The Following Table gives the sales for the Sasquatch Men's Shoe store:
Shoe Size , Frequency (number of pairs sold)
4 , 8
5 , 12
6 , 31
7 , 50
8 , 58
9 , 46
10 , 37
11 , 14
12 , 11
1)determine the mean for the distribution, correct to 2 decimal places.
2) Determine the standard deviation, correct to 2 decimal places .
for number 2 is the answer 19.37?
To calculate the mean for the given distribution, we need to find the sum of the products of each shoe size (x) and their corresponding frequencies (f), and then divide that sum by the total frequency of all shoe sizes.

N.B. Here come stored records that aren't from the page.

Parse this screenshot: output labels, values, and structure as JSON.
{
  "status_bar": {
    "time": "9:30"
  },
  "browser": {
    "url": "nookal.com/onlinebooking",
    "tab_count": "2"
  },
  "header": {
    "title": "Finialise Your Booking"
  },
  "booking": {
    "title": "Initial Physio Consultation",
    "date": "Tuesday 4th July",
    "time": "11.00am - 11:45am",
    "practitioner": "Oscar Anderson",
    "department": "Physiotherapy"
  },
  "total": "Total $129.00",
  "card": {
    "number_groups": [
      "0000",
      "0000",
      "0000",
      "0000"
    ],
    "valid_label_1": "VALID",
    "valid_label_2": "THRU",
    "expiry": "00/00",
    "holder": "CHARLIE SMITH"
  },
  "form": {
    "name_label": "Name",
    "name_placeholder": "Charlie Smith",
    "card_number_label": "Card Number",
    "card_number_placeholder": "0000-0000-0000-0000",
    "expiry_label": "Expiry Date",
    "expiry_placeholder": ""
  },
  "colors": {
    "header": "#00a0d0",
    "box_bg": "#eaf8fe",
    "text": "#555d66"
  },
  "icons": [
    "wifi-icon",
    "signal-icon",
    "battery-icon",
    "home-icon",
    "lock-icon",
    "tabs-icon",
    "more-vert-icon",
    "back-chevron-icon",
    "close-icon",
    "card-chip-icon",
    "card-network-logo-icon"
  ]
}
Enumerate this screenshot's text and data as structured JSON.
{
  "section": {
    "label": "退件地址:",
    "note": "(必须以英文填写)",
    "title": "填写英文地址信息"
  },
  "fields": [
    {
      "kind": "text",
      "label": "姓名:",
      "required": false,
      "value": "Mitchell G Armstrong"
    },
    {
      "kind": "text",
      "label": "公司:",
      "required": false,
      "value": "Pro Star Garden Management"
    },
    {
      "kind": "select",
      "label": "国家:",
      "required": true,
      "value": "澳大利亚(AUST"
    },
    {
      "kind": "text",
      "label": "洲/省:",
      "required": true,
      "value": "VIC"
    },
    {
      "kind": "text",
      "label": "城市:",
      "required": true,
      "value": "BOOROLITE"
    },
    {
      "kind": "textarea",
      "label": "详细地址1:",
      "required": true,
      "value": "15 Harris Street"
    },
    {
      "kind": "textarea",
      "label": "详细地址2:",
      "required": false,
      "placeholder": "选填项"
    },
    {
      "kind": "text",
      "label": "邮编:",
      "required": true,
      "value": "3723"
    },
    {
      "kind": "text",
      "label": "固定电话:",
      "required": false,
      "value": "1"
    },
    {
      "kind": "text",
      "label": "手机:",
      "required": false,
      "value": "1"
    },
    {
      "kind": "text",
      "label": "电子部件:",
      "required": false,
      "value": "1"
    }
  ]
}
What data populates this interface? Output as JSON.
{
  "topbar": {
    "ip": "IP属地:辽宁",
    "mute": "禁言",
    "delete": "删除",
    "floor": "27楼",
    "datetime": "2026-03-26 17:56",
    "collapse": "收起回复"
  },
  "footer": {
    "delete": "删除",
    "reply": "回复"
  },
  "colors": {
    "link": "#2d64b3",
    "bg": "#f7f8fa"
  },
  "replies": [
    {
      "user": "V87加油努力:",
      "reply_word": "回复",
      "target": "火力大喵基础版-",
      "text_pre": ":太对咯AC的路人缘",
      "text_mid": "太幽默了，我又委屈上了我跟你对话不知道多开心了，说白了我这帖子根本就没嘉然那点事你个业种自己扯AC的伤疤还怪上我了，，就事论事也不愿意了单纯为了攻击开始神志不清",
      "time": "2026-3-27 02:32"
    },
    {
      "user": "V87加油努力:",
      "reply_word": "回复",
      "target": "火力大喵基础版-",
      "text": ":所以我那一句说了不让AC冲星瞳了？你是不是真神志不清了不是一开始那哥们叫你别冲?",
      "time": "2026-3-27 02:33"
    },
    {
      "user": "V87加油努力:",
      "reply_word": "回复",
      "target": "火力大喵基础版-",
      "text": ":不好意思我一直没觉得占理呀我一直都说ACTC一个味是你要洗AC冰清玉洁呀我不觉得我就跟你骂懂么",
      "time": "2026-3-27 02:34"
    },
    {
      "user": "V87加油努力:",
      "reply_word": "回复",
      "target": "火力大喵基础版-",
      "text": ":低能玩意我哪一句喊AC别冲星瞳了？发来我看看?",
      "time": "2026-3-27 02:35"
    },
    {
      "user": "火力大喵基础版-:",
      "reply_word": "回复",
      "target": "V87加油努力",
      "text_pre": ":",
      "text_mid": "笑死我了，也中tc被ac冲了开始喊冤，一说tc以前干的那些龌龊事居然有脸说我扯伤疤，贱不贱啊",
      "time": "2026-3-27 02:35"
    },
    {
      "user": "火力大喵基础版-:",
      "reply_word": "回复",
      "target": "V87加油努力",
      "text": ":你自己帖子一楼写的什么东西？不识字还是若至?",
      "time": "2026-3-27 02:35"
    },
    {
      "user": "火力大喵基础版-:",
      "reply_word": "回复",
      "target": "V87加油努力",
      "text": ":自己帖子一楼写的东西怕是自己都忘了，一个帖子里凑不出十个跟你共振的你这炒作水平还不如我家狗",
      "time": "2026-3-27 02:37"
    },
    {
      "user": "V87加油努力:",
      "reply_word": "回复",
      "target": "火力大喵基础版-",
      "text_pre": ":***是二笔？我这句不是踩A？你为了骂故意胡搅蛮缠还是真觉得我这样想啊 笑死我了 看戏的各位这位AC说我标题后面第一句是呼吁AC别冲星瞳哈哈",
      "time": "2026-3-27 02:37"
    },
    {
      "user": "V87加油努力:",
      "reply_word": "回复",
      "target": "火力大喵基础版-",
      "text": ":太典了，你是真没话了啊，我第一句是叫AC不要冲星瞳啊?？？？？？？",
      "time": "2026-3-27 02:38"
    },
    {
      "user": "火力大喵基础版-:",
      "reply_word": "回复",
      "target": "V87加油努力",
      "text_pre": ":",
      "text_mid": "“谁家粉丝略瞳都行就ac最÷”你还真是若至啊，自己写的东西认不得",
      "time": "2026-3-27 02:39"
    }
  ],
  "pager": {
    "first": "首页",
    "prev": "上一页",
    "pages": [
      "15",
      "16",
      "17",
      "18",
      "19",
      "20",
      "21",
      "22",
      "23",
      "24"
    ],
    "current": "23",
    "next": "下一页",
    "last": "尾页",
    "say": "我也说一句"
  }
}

1) Calculation for the mean:
(x * f) = (4 * 8) + (5 * 12) + (6 * 31) + (7 * 50) + (8 * 58) + (9 * 46) + (10 * 37) + (11 * 14) + (12 * 11)
(x * f) = 32 + 60 + 186 + 350 + 464 + 414 + 370 + 154 + 132
(x * f) = 2132
Total frequency (N) = 8 + 12 + 31 + 50 + 58 + 46 + 37 + 14 + 11 = 267
Mean = (x * f) / N = 2132 / 267 = 7.99 (rounded to 2 decimal places)
2) To calculate the standard deviation, we need to find the deviations of each shoe size from the mean, square them, multiply by their frequencies, sum up these values, divide by the total frequency, and finally calculate the square root.
Deviations from the mean:
(x - mean) = (4 - 7.99), (5 - 7.99), (6 - 7.99), (7 - 7.99), (8 - 7.99), (9 - 7.99), (10 - 7.99), (11 - 7.99), (12 - 7.99)
(x - mean) = -3.99, -2.99, -1.99, -0.99, 0.01, 1.01, 2.01, 3.01, 4.01
Squared deviations:
(-3.99^2 * 8) + (-2.99^2 * 12) + (-1.99^2 * 31) + (-0.99^2 * 50) + (0.01^2 * 58) + (1.01^2 * 46) + (2.01^2 * 37) + (3.01^2 * 14) + (4.01^2 * 11)
Squared deviations = (63.6164 * 8) + (17.8601 * 12) + (3.9601 * 31) + (0.9801 * 50) + (0.0001 * 58) + (1.0201 * 46) + (4.0401 * 37) + (9.0601 * 14) + (16.0801 * 11)
Squared deviations = 509.7312 + 214.3212 + 122.8081 + 49.005 + 0.0058 + 46.9706 + 149.7841 + 126.8414 + 176.8811
Squared deviations = 1395.3473
Standard deviation (σ) = √[Σ(x - mean)^2 * f / N] = √(1395.3473 / 267) = √5.2193 ≈ 2.28 (rounded to 2 decimal places)
Therefore, the correct answer for question 2 is approximately 2.28, not 19.37.
To determine the mean for the distribution, we need to calculate the average shoe size sold. Here's how you can find the mean:
1) Multiply each shoe size by its corresponding frequency:
4 * 8 = 32
5 * 12 = 60
6 * 31 = 186
7 * 50 = 350
8 * 58 = 464
9 * 46 = 414
10 * 37 = 370
11 * 14 = 154
12 * 11 = 132
2) Sum up the products:
32 + 60 + 186 + 350 + 464 + 414 + 370 + 154 + 132 = 2,162
3) Divide the sum by the total frequency:
8 + 12 + 31 + 50 + 58 + 46 + 37 + 14 + 11 = 267
Mean = 2162 / 267 = 8.10 (rounded to 2 decimal places)
Now, let's calculate the standard deviation:
1) Find the deviations from the mean for each shoe size:
Deviation for shoe size 4 = 4 - 8.10 = -4.10
Deviation for shoe size 5 = 5 - 8.10 = -3.10
Deviation for shoe size 6 = 6 - 8.10 = -2.10
...
Continue this process for all the shoe sizes in the table.
2) Square each deviation:
(-4.10)^2 = 16.81
(-3.10)^2 = 9.61
(-2.10)^2 = 4.41
...
3) Multiply each squared deviation by its corresponding frequency:
16.81 * 8 = 134.48
9.61 * 12 = 115.32
4.41 * 31 = 136.71
...
4) Sum up the products:
134.48 + 115.32 + 136.71 + ... = x (sum of products)
5) Divide the sum by the total frequency minus 1:
x / (267 - 1) = y (where y represents the mean of squared deviations)
6) Take the square root of y:
sqrt(y) = standard deviation
To confirm if 19.37 is the standard deviation, you would need to complete the calculations for steps 4, 5, and 6 as outlined above. If you find that the square root of y is indeed 19.37 (rounded to 2 decimal places), then your answer is correct.